Deborah Lipstadt, the Emory University Holocaust historian, is awaiting Senate confirmation to serve as the State Department’s antisemitism envoy.
President Joe Biden announced Lipstadt as his pick in late July. In August, US Secretary of State Antony Blinken called on the Senate to confirm her so she can begin work in this “critical moment,” according to the Jerusalem Post. He noted a rise in antisemitism in many parts of the world.
The nomination comes with ties to some recent Wisconsin history.
“Deborah is a wonderful appointment,” said Hannah Rosenthal, who held the antisemitism envoy position from 2009-2012. She later served as CEO and president of Milwaukee Jewish Federation, before her retirement in Madison.

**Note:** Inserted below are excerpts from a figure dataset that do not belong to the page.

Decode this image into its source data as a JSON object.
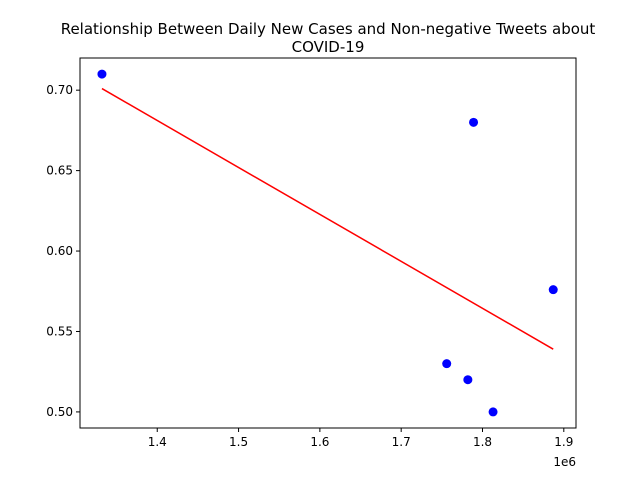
{
  "chart_data": {
    "type": "scatter",
    "title_lines": [
      "Relationship Between Daily New Cases and Non-negative Tweets about",
      "COVID-19"
    ],
    "xlabel": "",
    "ylabel": "",
    "x_offset_label": "1e6",
    "xlim": [
      1.305,
      1.915
    ],
    "ylim": [
      0.49,
      0.72
    ],
    "x_ticks": [
      1.4,
      1.5,
      1.6,
      1.7,
      1.8,
      1.9
    ],
    "x_tick_labels": [
      "1.4",
      "1.5",
      "1.6",
      "1.7",
      "1.8",
      "1.9"
    ],
    "y_ticks": [
      0.5,
      0.55,
      0.6,
      0.65,
      0.7
    ],
    "y_tick_labels": [
      "0.50",
      "0.55",
      "0.60",
      "0.65",
      "0.70"
    ],
    "grid": false,
    "legend": "none",
    "series": [
      {
        "type": "scatter",
        "color": "#0000ff",
        "points": [
          {
            "x": 1.332,
            "y": 0.71
          },
          {
            "x": 1.789,
            "y": 0.68
          },
          {
            "x": 1.887,
            "y": 0.576
          },
          {
            "x": 1.756,
            "y": 0.53
          },
          {
            "x": 1.782,
            "y": 0.52
          },
          {
            "x": 1.813,
            "y": 0.5
          }
        ]
      },
      {
        "type": "line",
        "color": "#ff0000",
        "points": [
          {
            "x": 1.332,
            "y": 0.701
          },
          {
            "x": 1.887,
            "y": 0.539
          }
        ]
      }
    ]
  }
}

“As a scholar, speaker, Holocaust expert, and a personal friend, I know she will do an excellent job,” Rosenthal told the Chronicle. “When I was in the position, I said ‘I know I can’t eliminate the world’s oldest hatred, but I hope to move the needle.’ Deborah will move the needle with profound impact. She is perfect for this. And Milwaukee should know, because we had the honor of having her in Milwaukee to sellout crowds.”
Lipstadt has spoken in Milwaukee repeatedly, including at Federation-sponsored events. In 2019, the Chronicle interviewed her about her changing career amid increasing antisemitism. She is the author of a 2019 guide based on the kinds of questions she was getting from college students and peers, “Antisemitism: Here and Now.”

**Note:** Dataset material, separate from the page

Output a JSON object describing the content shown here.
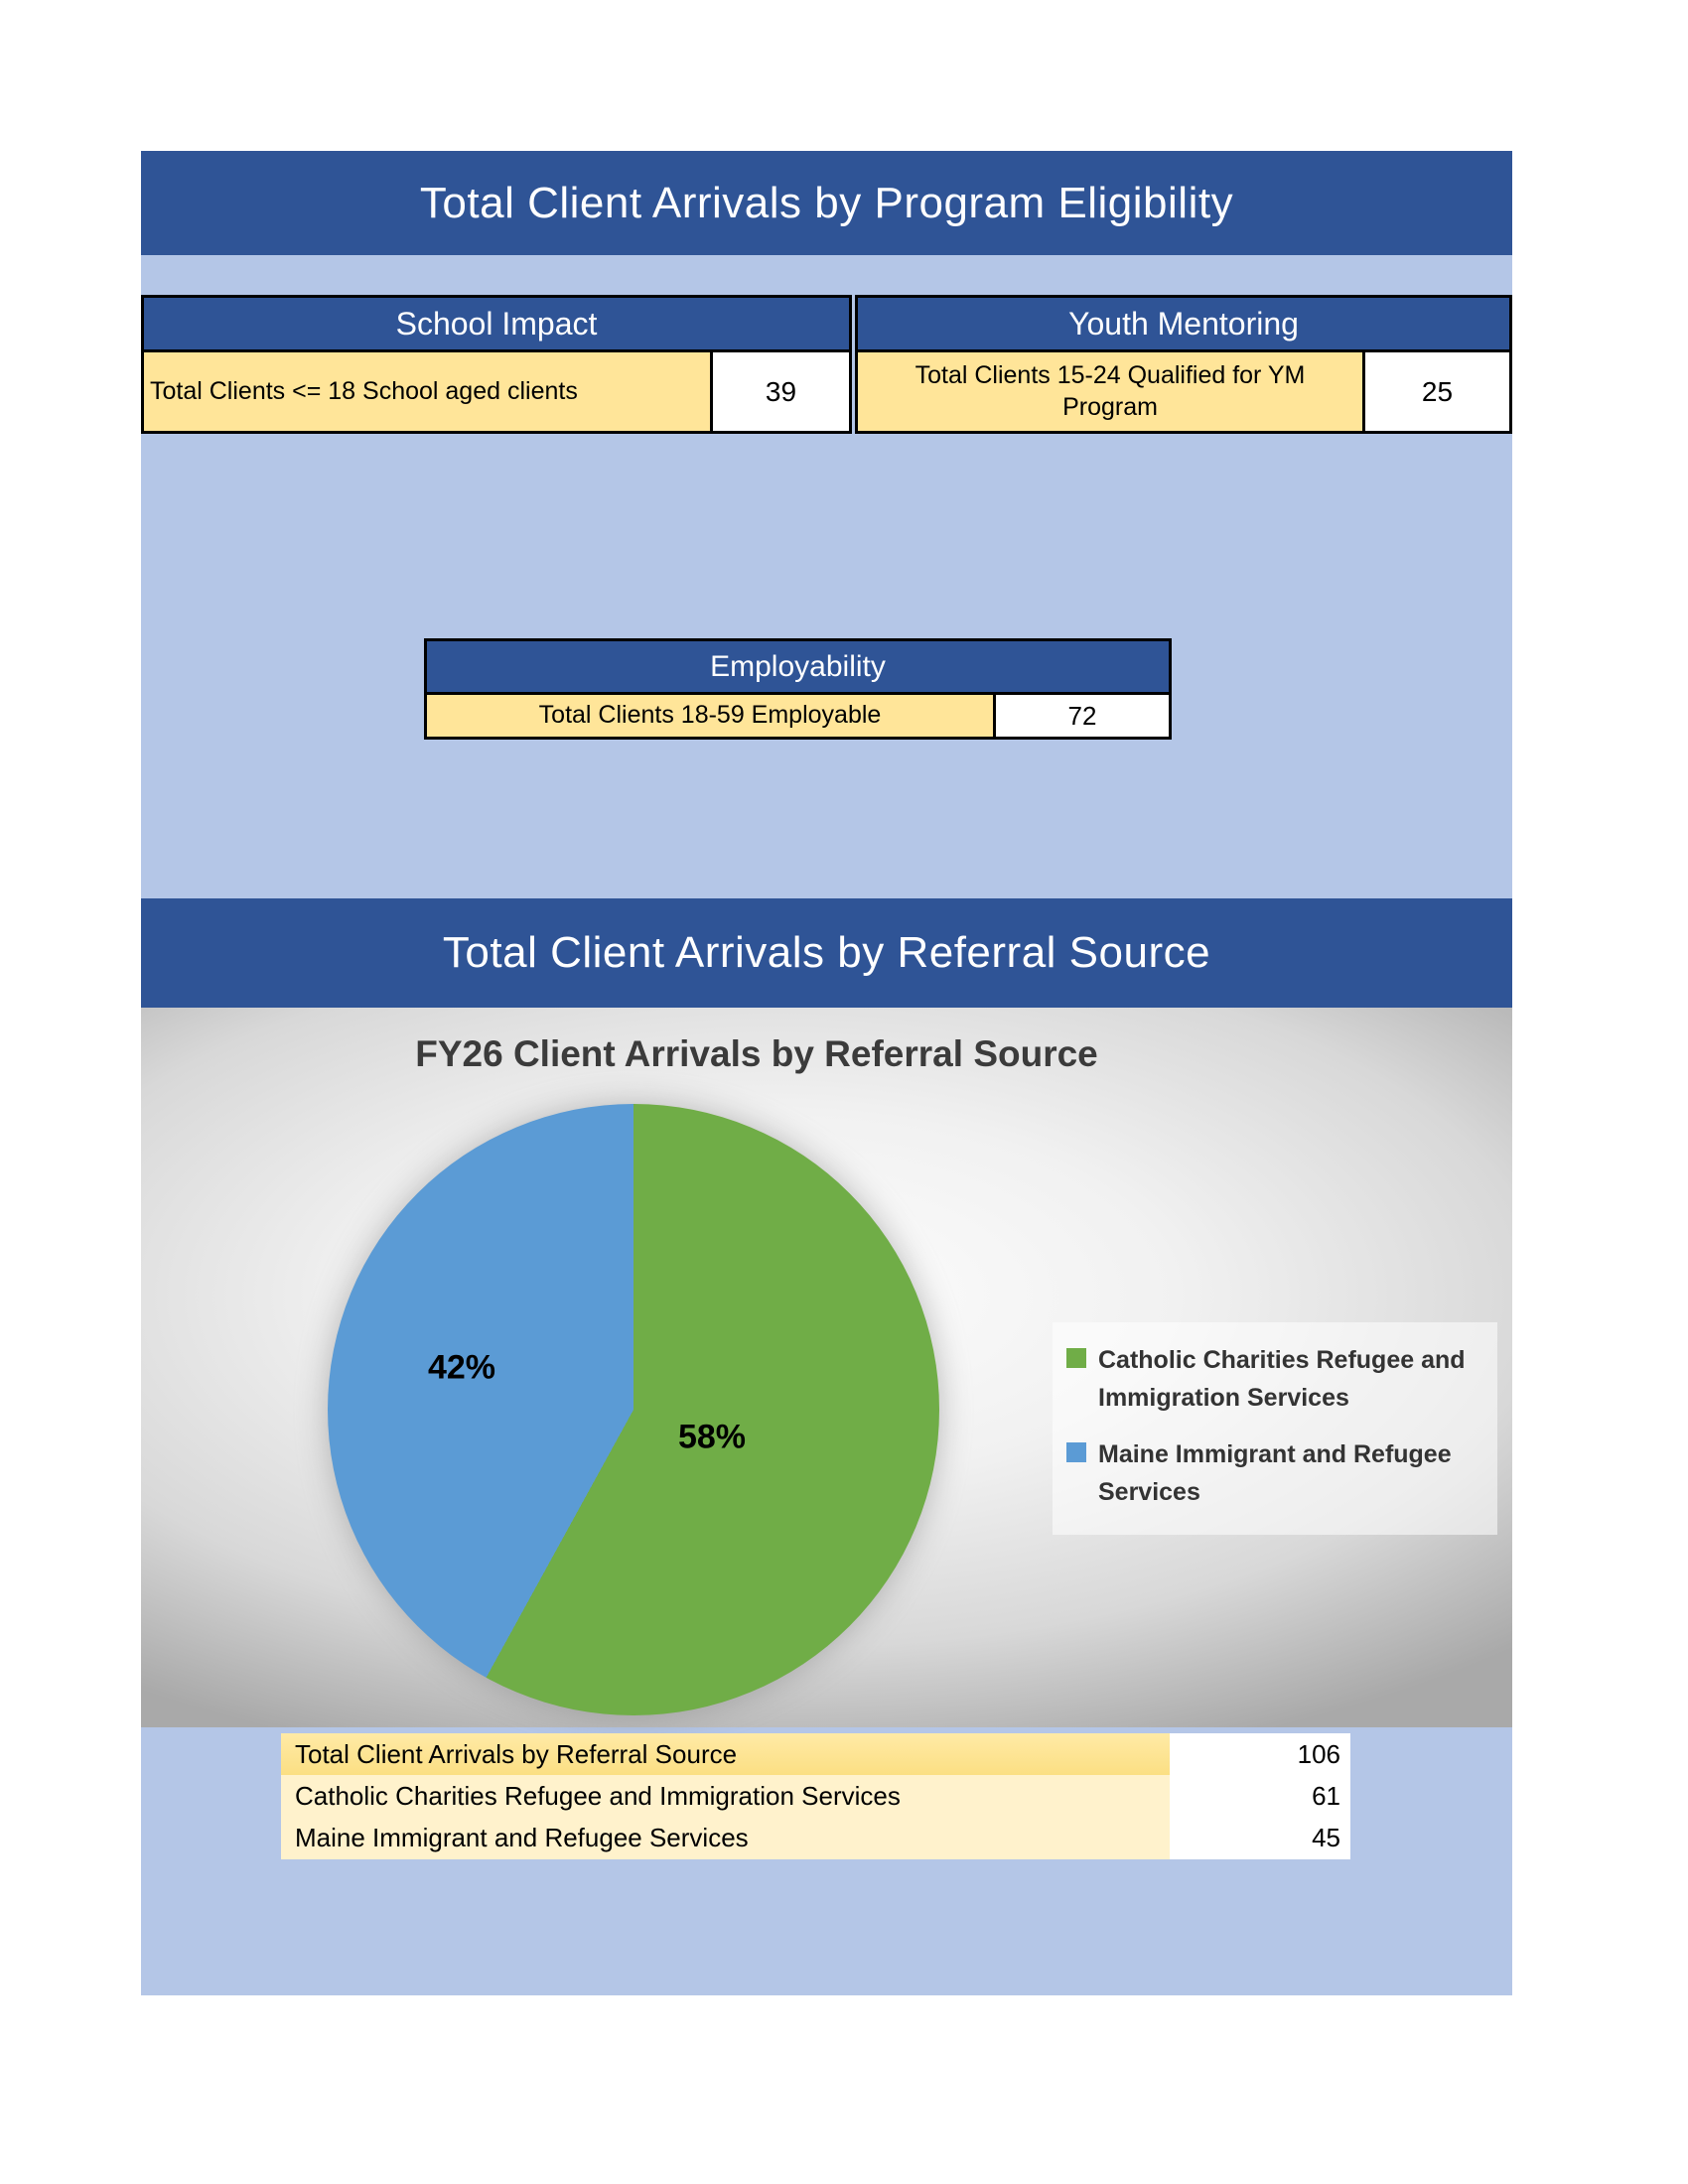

Lipstadt is perhaps best known for defeating Holocaust denier David Irving after he sued her in a British court for defamation for calling him a Holocaust denier. Her 2005 book, “History on Trial: My Day in Court with a Holocaust Denier,” was made into a 2016 movie with Rachel Weisz starring as Lipstadt.

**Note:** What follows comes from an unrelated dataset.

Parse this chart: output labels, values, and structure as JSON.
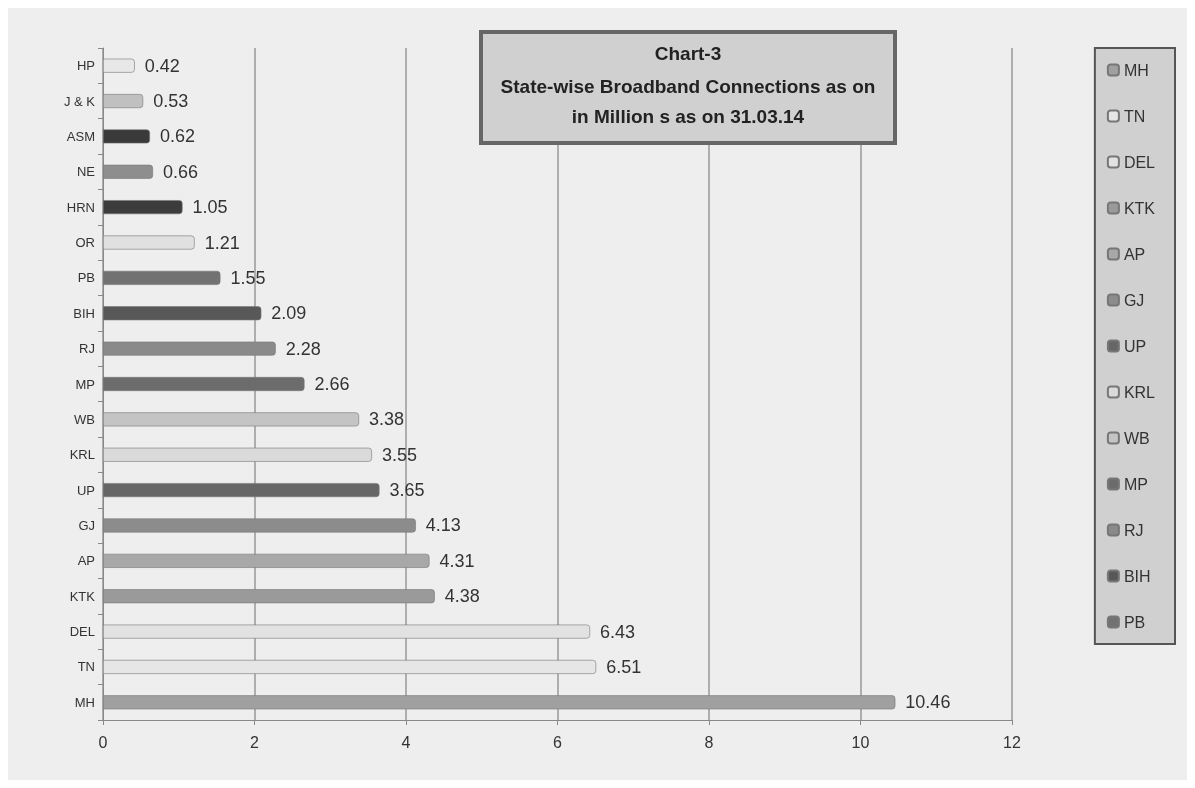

“We applaud President Biden for selecting Prof. Lipstadt,” said Eric Fingerhut, president and CEO of the Jewish Federations of North America. “Naming a qualified individual for this position as soon as possible amid the surge in antisemitism has been a top priority ….”
Lipstadt, 74, has been a go-to expert for the media and legislators on Holocaust issues, particularly on how the genocide’s meaning should be understood in the 21st century, and whether it had any relationship to anti-democratic forces in the current day. She twice endorsed Barack Obama for president but has been on call for her expertise across the political spectrum.
Last year, during the election, she broke a longstanding taboo on comparing present-day American politicians to the Nazis and endorsed an ad by the Jewish Democratic Council of America likening the Trump administration to 1930s Germany. Lipstadt said Holocaust analogies were still off-limits, but she could see parallels to the rise of the Nazis.
“I would say in the attacks we’re seeing on the press, the courts, academic institutions, elected officials and even, and most chillingly, the electoral process, that this deserves comparison,” she said at the time. referring to the JDCA ad. “It’s again showing how the public’s hatred can be whipped up against Jews. Had the ad contained imagery of the Shoah, I wouldn’t be here today.”
Jewish organizations, alarmed by a spike in antisemitism, had been pressing the Biden administration to name an envoy, The Trump administration took two years to name an envoy.
Lipstadt will be the first nominee who will need to be confirmed by the Senate since Congress first created the position in 2004. Congress last year elevated the role to ambassador-level, with more funding. If Lipstadt is confirmed, she will be the fifth person in the position.
The antisemitism monitor’s role is tracking and reporting on the phenomenon overseas, and lobbying governments to address anti-Jewish bigotry within their borders. The position does not have a domestic role, although Elan Carr, Trump’s appointee, sometimes criticized domestic actors, including J Street, the liberal Jewish Middle East policy group. His attack on J Street drew a rebuke from Rosenthal.